Avec son équipe de Wild Cloud Productions, Tanguy Dumortier a réalisé les 6 capsules vidéo du projet LIFE in Quarries en 2017. Nous l’avons rencontré lors de la réalisation d’un Jardin Extraordinaire consacré au sujet.

Avant votre collaboration avec le projet LIFE in QUARRIES, quel était votre impression sur la biodiversité présente dans les carrières?

Avant de commencer ce projet, je savais déjà que la biodiversité était bien présente dans les carrières qui ne sont plus en activité. Par contre, j’ignorais qu’il y avait autant de biodiversité dans les carrières en activité et que l’activité favorisait certains types d’animaux. Je ne connaissais pas la notion de la nature temporaire et du besoin de certains animaux de milieux perturbés comme le crapaud calamite qui peut s’installer dans une simple ornière. C’est cela que je trouve spectaculaire et le plus intéressant. Je trouve extraordinaire que des animaux comme le Grand-Duc ne soient pas dérangés par les travaux. Cela est dû aux actions du personnel des carrières, et cela même avant le début du projet Life.

Le LIFE in Quarries se caractérise par un partenariat entre le milieu associatif, universitaire et privé. Quel est votre avis sur l’implication d’acteurs privés dans la conservation de la Nature ?

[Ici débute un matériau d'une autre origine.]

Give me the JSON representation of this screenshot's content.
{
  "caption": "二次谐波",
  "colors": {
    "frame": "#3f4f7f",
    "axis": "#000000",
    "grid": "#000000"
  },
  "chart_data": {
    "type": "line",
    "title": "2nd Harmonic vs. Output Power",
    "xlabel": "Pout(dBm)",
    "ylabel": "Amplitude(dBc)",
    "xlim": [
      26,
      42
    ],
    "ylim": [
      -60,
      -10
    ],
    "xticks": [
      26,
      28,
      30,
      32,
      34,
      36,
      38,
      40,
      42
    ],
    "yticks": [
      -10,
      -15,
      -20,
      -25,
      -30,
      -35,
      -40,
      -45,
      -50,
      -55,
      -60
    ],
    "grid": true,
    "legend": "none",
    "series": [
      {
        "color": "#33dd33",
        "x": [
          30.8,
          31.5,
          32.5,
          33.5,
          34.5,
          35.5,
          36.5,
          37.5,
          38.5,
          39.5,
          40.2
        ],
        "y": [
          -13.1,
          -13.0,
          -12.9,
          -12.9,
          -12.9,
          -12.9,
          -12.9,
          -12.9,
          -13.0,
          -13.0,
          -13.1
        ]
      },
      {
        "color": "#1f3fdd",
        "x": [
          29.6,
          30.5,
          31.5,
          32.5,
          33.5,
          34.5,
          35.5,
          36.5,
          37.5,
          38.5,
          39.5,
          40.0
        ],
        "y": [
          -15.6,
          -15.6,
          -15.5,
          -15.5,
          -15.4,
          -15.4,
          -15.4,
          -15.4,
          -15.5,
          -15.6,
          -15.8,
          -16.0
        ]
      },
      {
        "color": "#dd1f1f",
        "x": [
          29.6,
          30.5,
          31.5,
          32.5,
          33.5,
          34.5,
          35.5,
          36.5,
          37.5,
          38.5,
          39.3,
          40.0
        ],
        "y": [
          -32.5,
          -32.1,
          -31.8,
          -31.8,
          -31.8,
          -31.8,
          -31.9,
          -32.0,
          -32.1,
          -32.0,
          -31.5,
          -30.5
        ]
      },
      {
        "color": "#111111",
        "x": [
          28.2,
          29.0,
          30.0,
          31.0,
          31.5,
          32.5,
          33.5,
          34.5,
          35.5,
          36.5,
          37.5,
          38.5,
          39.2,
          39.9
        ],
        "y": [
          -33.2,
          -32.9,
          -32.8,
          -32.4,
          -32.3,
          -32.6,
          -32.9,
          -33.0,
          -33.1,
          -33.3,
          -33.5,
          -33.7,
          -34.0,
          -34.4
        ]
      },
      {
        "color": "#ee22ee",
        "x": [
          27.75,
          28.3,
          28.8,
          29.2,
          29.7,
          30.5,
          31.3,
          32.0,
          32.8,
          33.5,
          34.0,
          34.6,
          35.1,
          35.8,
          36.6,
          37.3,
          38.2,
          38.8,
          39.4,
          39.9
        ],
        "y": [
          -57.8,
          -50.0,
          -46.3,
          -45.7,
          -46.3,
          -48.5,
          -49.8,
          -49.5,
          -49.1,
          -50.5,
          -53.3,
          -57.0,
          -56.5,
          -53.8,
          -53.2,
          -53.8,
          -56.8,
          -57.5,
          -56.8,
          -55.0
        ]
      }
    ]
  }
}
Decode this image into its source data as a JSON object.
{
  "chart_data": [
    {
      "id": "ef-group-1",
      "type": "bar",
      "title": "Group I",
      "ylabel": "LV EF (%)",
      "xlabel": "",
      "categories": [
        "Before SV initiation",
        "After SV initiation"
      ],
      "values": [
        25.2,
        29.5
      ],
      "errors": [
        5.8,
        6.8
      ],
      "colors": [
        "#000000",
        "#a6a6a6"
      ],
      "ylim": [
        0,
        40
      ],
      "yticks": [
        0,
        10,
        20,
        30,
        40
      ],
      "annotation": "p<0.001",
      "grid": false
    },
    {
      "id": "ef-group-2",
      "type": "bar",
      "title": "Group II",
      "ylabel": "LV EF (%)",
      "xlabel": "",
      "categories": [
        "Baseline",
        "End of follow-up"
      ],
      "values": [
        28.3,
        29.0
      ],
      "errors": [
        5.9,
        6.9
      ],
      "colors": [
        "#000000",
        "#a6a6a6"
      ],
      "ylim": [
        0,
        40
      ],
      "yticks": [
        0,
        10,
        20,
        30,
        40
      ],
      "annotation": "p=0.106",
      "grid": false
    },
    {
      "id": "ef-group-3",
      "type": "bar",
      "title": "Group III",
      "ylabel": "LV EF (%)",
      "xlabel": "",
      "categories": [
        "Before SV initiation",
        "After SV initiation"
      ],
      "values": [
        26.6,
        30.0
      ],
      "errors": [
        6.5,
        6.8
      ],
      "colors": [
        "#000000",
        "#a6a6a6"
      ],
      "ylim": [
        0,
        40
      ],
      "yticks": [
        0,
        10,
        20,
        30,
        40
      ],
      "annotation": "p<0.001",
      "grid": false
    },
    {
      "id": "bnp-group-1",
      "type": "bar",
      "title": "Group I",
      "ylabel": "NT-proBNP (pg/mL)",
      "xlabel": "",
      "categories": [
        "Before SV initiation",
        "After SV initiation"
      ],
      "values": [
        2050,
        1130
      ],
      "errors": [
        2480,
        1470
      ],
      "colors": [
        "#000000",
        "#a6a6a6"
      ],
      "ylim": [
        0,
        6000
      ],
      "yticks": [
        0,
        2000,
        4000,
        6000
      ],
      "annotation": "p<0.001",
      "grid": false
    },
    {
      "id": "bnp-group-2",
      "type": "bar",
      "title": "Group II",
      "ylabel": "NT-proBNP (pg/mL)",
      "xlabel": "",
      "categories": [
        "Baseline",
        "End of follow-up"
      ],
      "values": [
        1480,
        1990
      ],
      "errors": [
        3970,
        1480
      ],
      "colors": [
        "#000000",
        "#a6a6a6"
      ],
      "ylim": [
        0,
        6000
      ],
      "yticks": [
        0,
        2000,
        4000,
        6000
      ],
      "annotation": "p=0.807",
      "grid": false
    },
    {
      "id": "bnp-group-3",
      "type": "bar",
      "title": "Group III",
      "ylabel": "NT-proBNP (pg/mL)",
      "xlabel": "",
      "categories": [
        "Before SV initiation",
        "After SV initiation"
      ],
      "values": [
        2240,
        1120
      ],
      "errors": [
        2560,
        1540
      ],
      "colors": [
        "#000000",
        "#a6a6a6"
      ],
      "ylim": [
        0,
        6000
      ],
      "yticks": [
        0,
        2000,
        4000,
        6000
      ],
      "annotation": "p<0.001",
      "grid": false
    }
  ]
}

Je pense que c’est primordial. Moi-même je travaille en partie pour une petite société privée (Wild Cloud Productions) et je pense que c’est plus difficile pour le secteur privé de se conscientiser car chaque minute, chaque heure de travail, chaque euro sont dédiés à une certaine forme de compétitivité. Je trouve donc extrêmement positif de voir des sociétés très compétitives comme les acteurs carriers en Belgique consacrer une partie de leur temps, de leur activité et de leur argent à la conservation de la nature. Si ce projet fait tache d’huile et que tu considères le nombre de terrain privés qu’il y a en Belgique, cela aura un grand impact pour la biodiversité.

Avez-vous remarqué une évolution des mentalités dans le personnel des carrières par rapport à la conservation de la nature au cours de la réalisation de votre reportage ?

Absolument et je trouve que la force du projet LIFE IN QUARRIES c’est d’avoir structuré les actions de conservation à l’échelle de l’ensemble des carrières participantes. On ressent qu’il y a une envie de partager, de communiquer et ce que je trouve marrant c’est d’observer des concurrents être sur la même longueur d’onde sur la conservation de la Nature. Il y a donc une émulation entre les différents carriers, entre les différents acteurs du secteur pour mieux préserver la biodiversité. On observe même une fierté des carriers à accueillir dans leur carrière des nidifications de Grand-Duc ou encore des mares avec des crapauds calamites. La vitesse à laquelle les actions ont été menées montre bien l’intérêt du secteur dans le projet LIFE.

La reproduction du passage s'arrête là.